いや、子供をつくれないと死ぬということはないですけれども。

でも生きる目的を奪われているのであれば、死ぬはずでしょう。生きる意味がなくなっているのだから。ですからやはり、子孫をつくるのは、生きる目的じゃないんです。たまたま子供ができただけ。本当は、どんな生命も、性行為をする時に、これは子供をつくるためだなどは考えていないんです。人間も。虫も。

まあそれは、快感があるからだと思いますが。

どんな生命にも快感があるかどうかはわかりません。ただその時に、そういう行動をするだけなんです。それで子孫ができて、育てなくてはならない場合は、一生懸命に育てる。それだけ。だからたまたまなんです。

たまたま、ですか。

例えば人間の場合も、たまたま適当な人がいたら子供が生まれますが、たまたま相手がいなければ、それはできませんね。それで子供が生まれたら、「私の娘だ、私の息子だ、大事に育てなくちゃ」と、懸命にがんばる。それだけのことなんです。だから結局は、その場その場で反応するだけだというのが、我々生命の生き方なんです。

その場その場の反応で生きるような生き方はダメですよと、お釈迦さまはおっしゃっていると思うのですが。

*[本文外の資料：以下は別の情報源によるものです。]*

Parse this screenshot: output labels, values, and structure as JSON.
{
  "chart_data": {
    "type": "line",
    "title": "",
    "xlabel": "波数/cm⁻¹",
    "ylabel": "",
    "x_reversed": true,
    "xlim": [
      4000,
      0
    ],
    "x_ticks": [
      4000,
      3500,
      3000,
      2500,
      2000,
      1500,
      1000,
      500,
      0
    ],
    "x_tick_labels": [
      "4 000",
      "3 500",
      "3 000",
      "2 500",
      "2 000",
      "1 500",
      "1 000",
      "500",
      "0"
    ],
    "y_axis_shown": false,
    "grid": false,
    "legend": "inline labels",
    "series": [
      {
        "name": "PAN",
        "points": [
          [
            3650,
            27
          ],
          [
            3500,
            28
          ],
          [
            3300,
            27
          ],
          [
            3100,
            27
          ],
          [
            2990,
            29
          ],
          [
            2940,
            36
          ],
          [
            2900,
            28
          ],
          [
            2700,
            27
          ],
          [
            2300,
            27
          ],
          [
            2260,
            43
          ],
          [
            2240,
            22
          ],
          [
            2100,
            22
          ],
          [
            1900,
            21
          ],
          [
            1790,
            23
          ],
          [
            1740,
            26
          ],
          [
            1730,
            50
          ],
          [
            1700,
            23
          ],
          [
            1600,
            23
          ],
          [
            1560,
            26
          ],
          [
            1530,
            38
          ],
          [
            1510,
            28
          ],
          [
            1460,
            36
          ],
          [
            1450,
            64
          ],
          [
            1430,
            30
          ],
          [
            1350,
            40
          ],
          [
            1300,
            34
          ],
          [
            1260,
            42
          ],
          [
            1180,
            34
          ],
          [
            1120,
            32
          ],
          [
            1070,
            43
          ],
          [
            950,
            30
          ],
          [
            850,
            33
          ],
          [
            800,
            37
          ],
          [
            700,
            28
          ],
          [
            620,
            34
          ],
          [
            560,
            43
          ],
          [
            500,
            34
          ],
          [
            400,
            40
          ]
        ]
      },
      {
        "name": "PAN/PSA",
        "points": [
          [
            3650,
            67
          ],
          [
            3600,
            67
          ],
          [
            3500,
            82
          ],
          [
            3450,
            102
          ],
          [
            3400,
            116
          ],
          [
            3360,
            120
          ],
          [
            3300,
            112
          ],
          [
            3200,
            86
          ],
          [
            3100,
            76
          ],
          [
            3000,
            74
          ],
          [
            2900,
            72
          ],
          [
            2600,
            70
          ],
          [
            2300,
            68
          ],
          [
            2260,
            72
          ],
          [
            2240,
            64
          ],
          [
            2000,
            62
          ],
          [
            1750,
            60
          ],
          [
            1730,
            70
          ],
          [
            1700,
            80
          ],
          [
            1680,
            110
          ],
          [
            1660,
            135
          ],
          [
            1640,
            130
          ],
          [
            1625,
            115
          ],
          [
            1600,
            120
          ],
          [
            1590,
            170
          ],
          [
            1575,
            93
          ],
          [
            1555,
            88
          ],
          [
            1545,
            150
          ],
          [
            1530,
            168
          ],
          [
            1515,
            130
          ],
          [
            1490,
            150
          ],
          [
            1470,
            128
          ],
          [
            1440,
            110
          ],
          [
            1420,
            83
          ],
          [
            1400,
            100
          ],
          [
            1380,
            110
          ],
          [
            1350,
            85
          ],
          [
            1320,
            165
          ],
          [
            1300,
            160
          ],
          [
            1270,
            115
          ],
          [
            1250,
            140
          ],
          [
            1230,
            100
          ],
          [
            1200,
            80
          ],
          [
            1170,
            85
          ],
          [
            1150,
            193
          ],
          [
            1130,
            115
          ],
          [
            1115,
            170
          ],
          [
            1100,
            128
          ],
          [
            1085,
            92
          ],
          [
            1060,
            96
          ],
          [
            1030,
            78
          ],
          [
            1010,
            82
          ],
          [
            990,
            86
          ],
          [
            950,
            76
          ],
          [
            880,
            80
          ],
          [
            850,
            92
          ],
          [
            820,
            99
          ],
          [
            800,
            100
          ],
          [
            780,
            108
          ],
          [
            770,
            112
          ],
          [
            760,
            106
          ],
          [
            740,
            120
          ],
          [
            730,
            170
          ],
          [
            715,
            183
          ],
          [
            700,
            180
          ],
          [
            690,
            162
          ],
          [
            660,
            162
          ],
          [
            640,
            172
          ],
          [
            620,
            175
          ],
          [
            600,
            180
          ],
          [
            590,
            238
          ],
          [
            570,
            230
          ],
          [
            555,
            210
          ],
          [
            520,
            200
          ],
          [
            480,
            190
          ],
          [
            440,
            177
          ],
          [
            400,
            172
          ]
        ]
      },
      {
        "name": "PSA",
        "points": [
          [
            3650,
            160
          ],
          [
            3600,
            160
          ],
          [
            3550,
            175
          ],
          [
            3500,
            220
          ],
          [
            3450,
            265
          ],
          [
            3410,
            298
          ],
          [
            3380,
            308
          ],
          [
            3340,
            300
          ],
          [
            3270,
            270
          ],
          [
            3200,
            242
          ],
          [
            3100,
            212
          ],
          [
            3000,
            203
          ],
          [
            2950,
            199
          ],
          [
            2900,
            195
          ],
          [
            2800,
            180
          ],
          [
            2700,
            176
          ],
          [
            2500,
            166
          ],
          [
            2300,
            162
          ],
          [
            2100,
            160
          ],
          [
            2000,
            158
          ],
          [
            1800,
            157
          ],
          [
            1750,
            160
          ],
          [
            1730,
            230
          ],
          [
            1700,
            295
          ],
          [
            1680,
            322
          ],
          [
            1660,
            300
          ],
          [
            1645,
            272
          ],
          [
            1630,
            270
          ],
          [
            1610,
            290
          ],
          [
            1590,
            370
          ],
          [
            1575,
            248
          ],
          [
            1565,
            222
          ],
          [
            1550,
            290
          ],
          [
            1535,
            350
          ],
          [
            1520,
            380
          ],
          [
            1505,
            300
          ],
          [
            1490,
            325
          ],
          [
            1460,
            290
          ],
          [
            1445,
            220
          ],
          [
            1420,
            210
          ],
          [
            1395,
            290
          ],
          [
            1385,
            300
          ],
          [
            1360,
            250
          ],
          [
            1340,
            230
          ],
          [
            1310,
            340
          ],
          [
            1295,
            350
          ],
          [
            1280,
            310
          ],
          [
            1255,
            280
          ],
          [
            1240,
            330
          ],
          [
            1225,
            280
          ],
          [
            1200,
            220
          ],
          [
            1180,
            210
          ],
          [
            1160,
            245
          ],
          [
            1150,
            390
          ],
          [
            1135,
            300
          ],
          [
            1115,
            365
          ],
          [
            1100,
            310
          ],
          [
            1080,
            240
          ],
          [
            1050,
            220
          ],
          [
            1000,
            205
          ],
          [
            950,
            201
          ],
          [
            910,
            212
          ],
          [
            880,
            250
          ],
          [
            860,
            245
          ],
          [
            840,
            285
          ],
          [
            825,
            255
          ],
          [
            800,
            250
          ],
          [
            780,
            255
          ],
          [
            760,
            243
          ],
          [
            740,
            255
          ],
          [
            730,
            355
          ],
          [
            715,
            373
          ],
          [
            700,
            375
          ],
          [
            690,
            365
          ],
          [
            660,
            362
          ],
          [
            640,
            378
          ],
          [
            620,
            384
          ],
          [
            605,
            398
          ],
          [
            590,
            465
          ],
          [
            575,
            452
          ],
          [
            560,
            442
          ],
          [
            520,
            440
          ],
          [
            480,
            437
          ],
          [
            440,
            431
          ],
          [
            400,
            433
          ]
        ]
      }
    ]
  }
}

そうです。仏教では、それでは意味がない、と言うのです。生きることには意味がない、その場その場の反応だけにすぎないでしょう、と。実際我々は、何歳になっても、その場その場で反応しているだけなんです。お腹がすいたらご飯を食べる。眠くなったら寝る。退屈になったら散歩に出るとかね。ただの反応ばっかりで、そんなすごいことじゃない。しかもその中で、失敗ばっかりでしょう。例えば思考もちょっとした反応なんですが、我々はあれこれとつまらない妄想ばっかりしているでしょうに。だから最悪。どっちにしても無意味なのに、反応の仕方がまずくて、最悪状態になっているんです。

では、どういう風な反応がいいのでしょうか。

怒りや欲が生まれないような反応です。それを、智慧の反応というんです。精神的向上ということを考えて下さい。それは、反応ばかりしている生命は、普通はしないことです。